横尾さんの「セトウチ」さん宛の書簡の書き出しに、
今日、自宅とアトリエの本と写真などの資料をごそごそ、引っぱり出しながら見ていたら、もう何十年も前に買ったり、集めたりしたものばかりで、本などはいつか読むだろうと思って買ったまま手つかずになった名著や(僕にとっては)宝物ばかりがどっさり出て来て、何十年も味わうことのなかった興奮に酔いしれています。
とありました。
私の本棚にも「積読」ならぬ「いつか読」がヤマとあり、その一冊のジョン・ロン『統治二論』が、最近本棚にあることに気付いたのでした。

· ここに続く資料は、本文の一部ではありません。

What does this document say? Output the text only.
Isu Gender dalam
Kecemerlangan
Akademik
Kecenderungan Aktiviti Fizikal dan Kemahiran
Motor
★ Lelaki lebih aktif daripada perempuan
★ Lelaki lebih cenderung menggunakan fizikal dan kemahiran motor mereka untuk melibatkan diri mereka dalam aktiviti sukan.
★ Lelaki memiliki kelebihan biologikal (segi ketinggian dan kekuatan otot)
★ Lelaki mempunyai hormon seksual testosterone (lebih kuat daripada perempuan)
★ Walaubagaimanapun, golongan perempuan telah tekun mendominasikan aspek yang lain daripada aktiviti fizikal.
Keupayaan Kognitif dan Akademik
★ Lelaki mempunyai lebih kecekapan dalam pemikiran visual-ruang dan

これは先日ブログにアップしました元検察官有志による安倍政権への意見書のなかに引用されている一文に、
時代背景は異なるが17世紀の高名な政治思想家ジョン・ロックはその著「統治二論」(加藤節訳、岩波文庫)の中で「法が終わるところ、暴政が始まる」と警告している。心すべき言葉である。

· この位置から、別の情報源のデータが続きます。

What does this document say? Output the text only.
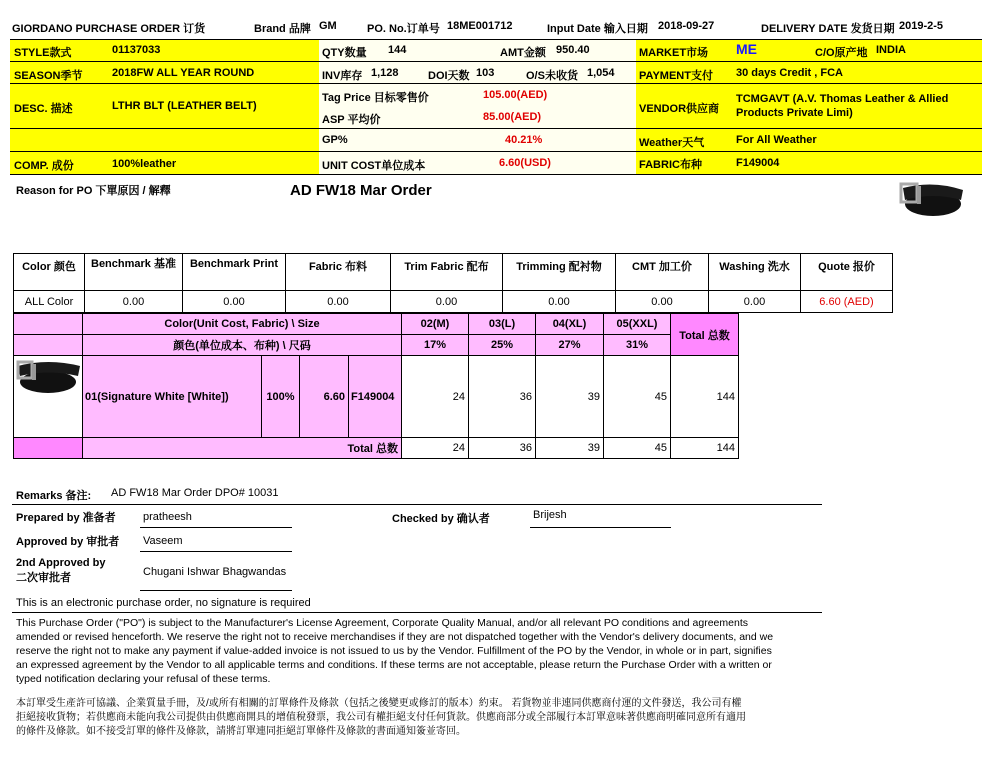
GIORDANO PURCHASE ORDER 订货	Brand 品牌 GM	PO. No.订单号 18ME001712	Input Date 输入日期 2018-09-27	DELIVERY DATE 发货日期 2019-2-5
STYLE款式	01137033
SEASON季节	2018FW ALL YEAR ROUND
DESC. 描述	LTHR BLT (LEATHER BELT)
COMP. 成份	100%leather
QTY数量 144	AMT金额 950.40
INV库存 1,128	DOI天数 103	O/S未收货 1,054
Tag Price 目标零售价	105.00(AED)
ASP 平均价	85.00(AED)
GP%	40.21%
UNIT COST单位成本	6.60(USD)
MARKET市场 ME	C/O原产地 INDIA
PAYMENT支付 30 days Credit , FCA
VENDOR供应商
TCMGAVT (A.V. Thomas Leather & Allied
Products Private Limi)
Weather天气	For All Weather
FABRIC布种	F149004
Reason for PO 下單原因 / 解釋	AD FW18 Mar Order
Color 颜色	Benchmark 基准	Benchmark Print	Fabric 布料	Trim Fabric 配布	Trimming 配衬物	CMT 加工价	Washing 洗水	Quote 报价
ALL Color	0.00	0.00	0.00	0.00	0.00	0.00	0.00	6.60 (AED)
	Color(Unit Cost, Fabric) \ Size				02(M)	03(L)	04(XL)	05(XXL)	Total 总数
	颜色(单位成本、布种) \ 尺码				17%	25%	27%	31%	
	01(Signature White [White])	100%	6.60	F149004	24	36	39	45	144
	Total 总数				24	36	39	45	144
Remarks 备注: AD FW18 Mar Order DPO# 10031
Prepared by 准备者 pratheesh	Checked by 确认者	Brijesh
Approved by 审批者 Vaseem
2nd Approved by
二次审批者	Chugani Ishwar Bhagwandas
This is an electronic purchase order, no signature is required
This Purchase Order ("PO") is subject to the Manufacturer's License Agreement, Corporate Quality Manual, and/or all relevant PO conditions and agreements
amended or revised henceforth. We reserve the right not to receive merchandises if they are not dispatched together with the Vendor's delivery documents, and we
reserve the right not to make any payment if value-added invoice is not issued to us by the Vendor. Fulfillment of the PO by the Vendor, in whole or in part, signifies
an expressed agreement by the Vendor to all applicable terms and conditions. If these terms are not acceptable, please return the Purchase Order with a written or
typed notification declaring your refusal of these terms.
本訂單受生產許可協議、企業質量手冊，及/或所有相關的訂單條件及條款（包括之後變更或修訂的版本）約束。 若貨物並非連同供應商付運的文件發送，我公司有權
拒絕接收貨物；若供應商未能向我公司提供由供應商開具的增值稅發票，我公司有權拒絕支付任何貨款。供應商部分或全部履行本訂單意味著供應商明確同意所有適用
的條件及條款。如不接受訂單的條件及條款，請將訂單連同拒絕訂單條件及條款的書面通知簽並寄回。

とあり、この本なら「いつか読」のなかにあったはずだと、本棚をみたらありました。該当ページをはじめ目を通しているうち、「いつか読もう」は「いま読もう」になってきてページを追いはじめました。改めて民主主義の思想的積み重ねの高さ深さへの敬虔の念を、意識的に追っていくことの重要さを感じます。
寂聴さんの言葉「死がいよいよ近づいてきた」から「いよいよ」感を外したとしても「いつか読」の余裕はなくなってきてます。試験前の詰め込みならぬ、人生締め切り前の「詰め込み読」の様相を呈してきました。